We can learn a lot from our dogs. I’ve learned a lot from Ivy, our Brittany Spaniel. Fern, our Brittany puppy is a work in progress. She’s made a lot of progress since we brought her home seven weeks ago, but we have a lot progress to make.
A couple of mornings ago, Fern and I were out for a walk. I needed to move and so did she. Walking a dog is an exercise in curiosity, walking a puppy is a course in curiosity and patience.
Fern is learning and so am I. As we walked, Fern was discovering a new world, even though we had walked part of the same route a day earlier. Fern discovered objects I didn’t see – pine cones, sticks, and sadly, trash – paper and plastic.
Fern saw insects and birds – I could see them, but she noticed them and followed them with her head and would pull on the leash give chase to them.
I am curious, too. Last summer, I was wondering about birds and I began to open my eyes and look around. Day 26 – last day in June. Since then, I’ve discovered a lot and on our last trip up north, I discovered a pileated woodpecker. It’s a huge woodpecker and it is the woodpecker on which Woody the Woodpecker is modelled. The particular woodpecker might have gone unnoticed had a friend of mine not mentioned that seeing one was on his ‘bucket list.’pileated woodpecker and red headed woodpecker.
Fern and I didn’t see either of the woodpeckers on our walk but we saw other birds. As we walked, I was reminded of my science hero’s, Rachel Carson, advice to be curious and full of wonder.

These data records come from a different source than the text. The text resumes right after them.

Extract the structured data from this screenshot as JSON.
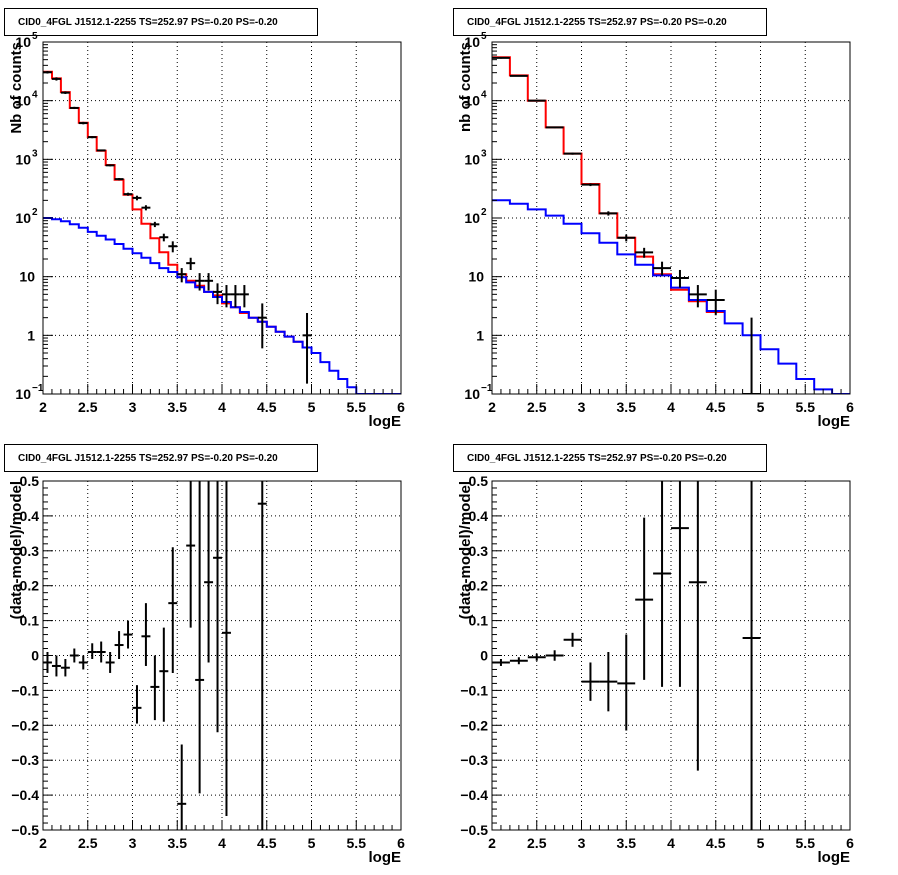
{
  "panels": [
    {
      "title": "CID0_4FGL J1512.1-2255 TS=252.97 PS=-0.20 PS=-0.20",
      "xlabel": "logE",
      "ylabel": "Nb of counts",
      "x_ticks": [
        "2",
        "2.5",
        "3",
        "3.5",
        "4",
        "4.5",
        "5",
        "5.5",
        "6"
      ],
      "y_ticks": [
        {
          "value": 0.1,
          "base": "10",
          "exp": "−1"
        },
        {
          "value": 1,
          "base": "1",
          "exp": ""
        },
        {
          "value": 10,
          "base": "10",
          "exp": ""
        },
        {
          "value": 100,
          "base": "10",
          "exp": "2"
        },
        {
          "value": 1000,
          "base": "10",
          "exp": "3"
        },
        {
          "value": 10000,
          "base": "10",
          "exp": "4"
        },
        {
          "value": 100000,
          "base": "10",
          "exp": "5"
        }
      ]
    },
    {
      "title": "CID0_4FGL J1512.1-2255 TS=252.97 PS=-0.20 PS=-0.20",
      "xlabel": "logE",
      "ylabel": "nb of counts",
      "x_ticks": [
        "2",
        "2.5",
        "3",
        "3.5",
        "4",
        "4.5",
        "5",
        "5.5",
        "6"
      ],
      "y_ticks": [
        {
          "value": 0.1,
          "base": "10",
          "exp": "−1"
        },
        {
          "value": 1,
          "base": "1",
          "exp": ""
        },
        {
          "value": 10,
          "base": "10",
          "exp": ""
        },
        {
          "value": 100,
          "base": "10",
          "exp": "2"
        },
        {
          "value": 1000,
          "base": "10",
          "exp": "3"
        },
        {
          "value": 10000,
          "base": "10",
          "exp": "4"
        },
        {
          "value": 100000,
          "base": "10",
          "exp": "5"
        }
      ]
    },
    {
      "title": "CID0_4FGL J1512.1-2255 TS=252.97 PS=-0.20 PS=-0.20",
      "xlabel": "logE",
      "ylabel": "(data-model)/model",
      "x_ticks": [
        "2",
        "2.5",
        "3",
        "3.5",
        "4",
        "4.5",
        "5",
        "5.5",
        "6"
      ],
      "y_ticks": [
        "−0.5",
        "−0.4",
        "−0.3",
        "−0.2",
        "−0.1",
        "0",
        "0.1",
        "0.2",
        "0.3",
        "0.4",
        "0.5"
      ]
    },
    {
      "title": "CID0_4FGL J1512.1-2255 TS=252.97 PS=-0.20 PS=-0.20",
      "xlabel": "logE",
      "ylabel": "(data-model)/model",
      "x_ticks": [
        "2",
        "2.5",
        "3",
        "3.5",
        "4",
        "4.5",
        "5",
        "5.5",
        "6"
      ],
      "y_ticks": [
        "−0.5",
        "−0.4",
        "−0.3",
        "−0.2",
        "−0.1",
        "0",
        "0.1",
        "0.2",
        "0.3",
        "0.4",
        "0.5"
      ]
    }
  ],
  "colors": {
    "model_total": "#ff0000",
    "model_background": "#0000ff",
    "data": "#000000",
    "grid": "#000000"
  },
  "chart_data": [
    {
      "type": "line",
      "title": "CID0_4FGL J1512.1-2255 TS=252.97 PS=-0.20 PS=-0.20",
      "xlabel": "logE",
      "ylabel": "Nb of counts",
      "xlim": [
        2,
        6
      ],
      "ylim": [
        0.1,
        100000
      ],
      "yscale": "log",
      "grid": true,
      "series": [
        {
          "kind": "step",
          "color": "red",
          "bin_edges": [
            2.0,
            2.1,
            2.2,
            2.3,
            2.4,
            2.5,
            2.6,
            2.7,
            2.8,
            2.9,
            3.0,
            3.1,
            3.2,
            3.3,
            3.4,
            3.5,
            3.6,
            3.7,
            3.8,
            3.9,
            4.0,
            4.1,
            4.2,
            4.3,
            4.4,
            4.5,
            4.6,
            4.7,
            4.8,
            4.9,
            5.0,
            5.1
          ],
          "values": [
            31000,
            24000,
            14000,
            7500,
            4200,
            2400,
            1400,
            800,
            450,
            250,
            140,
            80,
            45,
            26,
            16,
            11,
            8.5,
            7,
            5.5,
            4.8,
            3.5,
            3.0,
            2.4,
            2.0,
            1.7,
            1.4,
            1.15,
            0.95,
            0.78,
            0.62,
            0.5
          ]
        },
        {
          "kind": "step",
          "color": "blue",
          "bin_edges": [
            2.0,
            2.1,
            2.2,
            2.3,
            2.4,
            2.5,
            2.6,
            2.7,
            2.8,
            2.9,
            3.0,
            3.1,
            3.2,
            3.3,
            3.4,
            3.5,
            3.6,
            3.7,
            3.8,
            3.9,
            4.0,
            4.1,
            4.2,
            4.3,
            4.4,
            4.5,
            4.6,
            4.7,
            4.8,
            4.9,
            5.0,
            5.1,
            5.2,
            5.3,
            5.4,
            5.5,
            5.6,
            5.7,
            5.8,
            5.9,
            6.0
          ],
          "values": [
            100,
            95,
            88,
            78,
            68,
            58,
            50,
            43,
            36,
            30,
            25,
            21,
            17,
            14,
            12,
            9.8,
            8,
            6.6,
            5.5,
            4.5,
            3.7,
            3.0,
            2.5,
            2.0,
            1.7,
            1.4,
            1.15,
            0.95,
            0.78,
            0.62,
            0.5,
            0.35,
            0.25,
            0.18,
            0.13,
            0.1,
            0.1,
            0.1,
            0.1,
            0.1
          ]
        },
        {
          "kind": "points",
          "color": "black",
          "x": [
            2.05,
            2.15,
            2.25,
            2.35,
            2.45,
            2.55,
            2.65,
            2.75,
            2.85,
            2.95,
            3.05,
            3.15,
            3.25,
            3.35,
            3.45,
            3.55,
            3.65,
            3.75,
            3.85,
            3.95,
            4.05,
            4.15,
            4.25,
            4.45,
            4.95
          ],
          "y": [
            30500,
            23500,
            13700,
            7520,
            4150,
            2390,
            1420,
            790,
            460,
            255,
            220,
            150,
            78,
            47,
            33,
            11,
            17,
            8.5,
            8.5,
            5.5,
            5.0,
            5.0,
            5.0,
            2.0,
            1.0
          ],
          "y_low": [
            29000,
            22000,
            13000,
            7200,
            3950,
            2290,
            1370,
            760,
            440,
            240,
            200,
            135,
            70,
            40,
            26,
            8,
            13,
            5.8,
            5.8,
            3.4,
            3.0,
            3.0,
            3.0,
            0.6,
            0.15
          ],
          "y_high": [
            32000,
            25000,
            14400,
            7850,
            4350,
            2490,
            1470,
            820,
            480,
            270,
            240,
            165,
            86,
            54,
            40,
            14,
            21,
            11.5,
            11.5,
            7.7,
            7.2,
            7.2,
            7.2,
            3.5,
            2.4
          ]
        }
      ]
    },
    {
      "type": "line",
      "title": "CID0_4FGL J1512.1-2255 TS=252.97 PS=-0.20 PS=-0.20",
      "xlabel": "logE",
      "ylabel": "nb of counts",
      "xlim": [
        2,
        6
      ],
      "ylim": [
        0.1,
        100000
      ],
      "yscale": "log",
      "grid": true,
      "series": [
        {
          "kind": "step",
          "color": "red",
          "bin_edges": [
            2.0,
            2.2,
            2.4,
            2.6,
            2.8,
            3.0,
            3.2,
            3.4,
            3.6,
            3.8,
            4.0,
            4.2,
            4.4,
            4.6
          ],
          "values": [
            55000,
            27000,
            10000,
            3500,
            1250,
            380,
            120,
            46,
            22,
            11,
            6,
            3.8,
            2.5
          ]
        },
        {
          "kind": "step",
          "color": "blue",
          "bin_edges": [
            2.0,
            2.2,
            2.4,
            2.6,
            2.8,
            3.0,
            3.2,
            3.4,
            3.6,
            3.8,
            4.0,
            4.2,
            4.4,
            4.6,
            4.8,
            5.0,
            5.2,
            5.4,
            5.6,
            5.8,
            6.0
          ],
          "values": [
            200,
            175,
            140,
            110,
            80,
            55,
            38,
            24,
            16,
            10.5,
            6.5,
            4.0,
            2.6,
            1.6,
            1.0,
            0.58,
            0.33,
            0.18,
            0.12,
            0.1
          ]
        },
        {
          "kind": "points",
          "color": "black",
          "x": [
            2.1,
            2.3,
            2.5,
            2.7,
            2.9,
            3.1,
            3.3,
            3.5,
            3.7,
            3.9,
            4.1,
            4.3,
            4.5,
            4.9
          ],
          "y": [
            53500,
            26500,
            10000,
            3500,
            1250,
            370,
            120,
            46,
            26,
            14,
            9.5,
            5.0,
            4.0,
            0.0
          ],
          "y_low": [
            52000,
            26000,
            9800,
            3400,
            1200,
            350,
            110,
            40,
            21,
            10.5,
            6.5,
            3.0,
            2.2,
            0.1
          ],
          "y_high": [
            55000,
            27000,
            10200,
            3600,
            1300,
            390,
            130,
            52,
            31,
            18,
            13,
            7.2,
            6.0,
            2.0
          ]
        }
      ]
    },
    {
      "type": "scatter",
      "title": "CID0_4FGL J1512.1-2255 TS=252.97 PS=-0.20 PS=-0.20",
      "xlabel": "logE",
      "ylabel": "(data-model)/model",
      "xlim": [
        2,
        6
      ],
      "ylim": [
        -0.5,
        0.5
      ],
      "grid": true,
      "series": [
        {
          "kind": "points",
          "color": "black",
          "x": [
            2.05,
            2.15,
            2.25,
            2.35,
            2.45,
            2.55,
            2.65,
            2.75,
            2.85,
            2.95,
            3.05,
            3.15,
            3.25,
            3.35,
            3.45,
            3.55,
            3.65,
            3.75,
            3.85,
            3.95,
            4.05,
            4.45
          ],
          "y": [
            -0.02,
            -0.03,
            -0.035,
            0.0,
            -0.02,
            0.01,
            0.01,
            -0.02,
            0.03,
            0.06,
            -0.15,
            0.055,
            -0.09,
            -0.045,
            0.15,
            -0.425,
            0.315,
            -0.07,
            0.21,
            0.28,
            0.065,
            0.435
          ],
          "y_low": [
            -0.05,
            -0.06,
            -0.06,
            -0.02,
            -0.04,
            -0.01,
            -0.02,
            -0.05,
            -0.01,
            0.02,
            -0.195,
            -0.03,
            -0.185,
            -0.19,
            -0.05,
            -0.5,
            0.08,
            -0.395,
            -0.02,
            -0.22,
            -0.46,
            -0.5
          ],
          "y_high": [
            0.01,
            0.0,
            -0.01,
            0.02,
            0.0,
            0.035,
            0.04,
            0.01,
            0.07,
            0.1,
            -0.085,
            0.15,
            0.0,
            0.08,
            0.31,
            -0.255,
            0.5,
            0.5,
            0.5,
            0.5,
            0.5,
            0.5
          ]
        }
      ]
    },
    {
      "type": "scatter",
      "title": "CID0_4FGL J1512.1-2255 TS=252.97 PS=-0.20 PS=-0.20",
      "xlabel": "logE",
      "ylabel": "(data-model)/model",
      "xlim": [
        2,
        6
      ],
      "ylim": [
        -0.5,
        0.5
      ],
      "grid": true,
      "series": [
        {
          "kind": "points",
          "color": "black",
          "x": [
            2.1,
            2.3,
            2.5,
            2.7,
            2.9,
            3.1,
            3.3,
            3.5,
            3.7,
            3.9,
            4.1,
            4.3,
            4.9
          ],
          "y": [
            -0.02,
            -0.015,
            -0.005,
            0.0,
            0.045,
            -0.075,
            -0.075,
            -0.08,
            0.16,
            0.235,
            0.365,
            0.21,
            0.05
          ],
          "y_low": [
            -0.03,
            -0.025,
            -0.015,
            -0.015,
            0.025,
            -0.13,
            -0.16,
            -0.215,
            -0.07,
            -0.09,
            -0.09,
            -0.33,
            -0.5
          ],
          "y_high": [
            -0.01,
            -0.005,
            0.005,
            0.015,
            0.065,
            -0.02,
            0.01,
            0.06,
            0.395,
            0.5,
            0.5,
            0.5,
            0.5
          ]
        }
      ]
    }
  ]
}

“A child’s world is fresh and new and beautiful, full of wonder and excitement. It is our misfortune that for most of us that clear-eyed vision, that true instinct for what is beautiful and awe-inspiring, is dimmed and even lost before we reach adulthood. If I had influence with the good fairy who is supposed to preside over the christening of all children, I should ask that her gift to each child in the world be a sense of wonder so indestructible that it would last throughout life, as an unfailing antidote against the boredom and disenchantment of later years…the alienation from the sources of our strength.” Rachel Carson, The Sense of Wonder originally posted at Three C’s for Sunday
Children and dogs are full of curiosity and wonder, somehow, we lose it as we get older. I am trying to re-learn to be curious and full of wonder.
I watched Fern sniff and pick up objects along our walk, objects which would have gone unnoticed by me. Fern also loves shoes and anything else that she can find on the floor. This morning she discovered and empty plastic water bottle. Even, Ivy is still full of curiosity, though she’s learned to leave small black and white mammals alone.
Curiosity. I’ve got to get better at looking at the world through the eyes of a puppy. It is gonna be a great day, but first I’ve got to jump up, jump in, and seize the day. Being curious and Making the Day Count by looking at the world differently.
What has made you wonder lately?
3 thoughts on “curiosity”
Duuuuuude yes! Curiosity. My kids are always asking questions so I get reminded at least once a week to step up my game. It makes life more interesting. Documentaries and conversations are so great for that. And dogs! You’re right! When our dog was alive our walks used to take longer than expected and sometimes, especially when trying to get to work, I’d just want to rush through it. BUT after a long day they were a nice … she’d investigate everything. I would always wonder what’s so interesting we got lots more to explore, but she’d hang back and be curious… always. Definitely miss her. Thanks for the reminder:) have a great weekend!
Thank you for stopping in – curiosity is key… some how we lose it and need to rediscover it to make our lives richer. The puppy is growing and passed her four month birthday a few days ago… still biting and jumping, but progress is being made.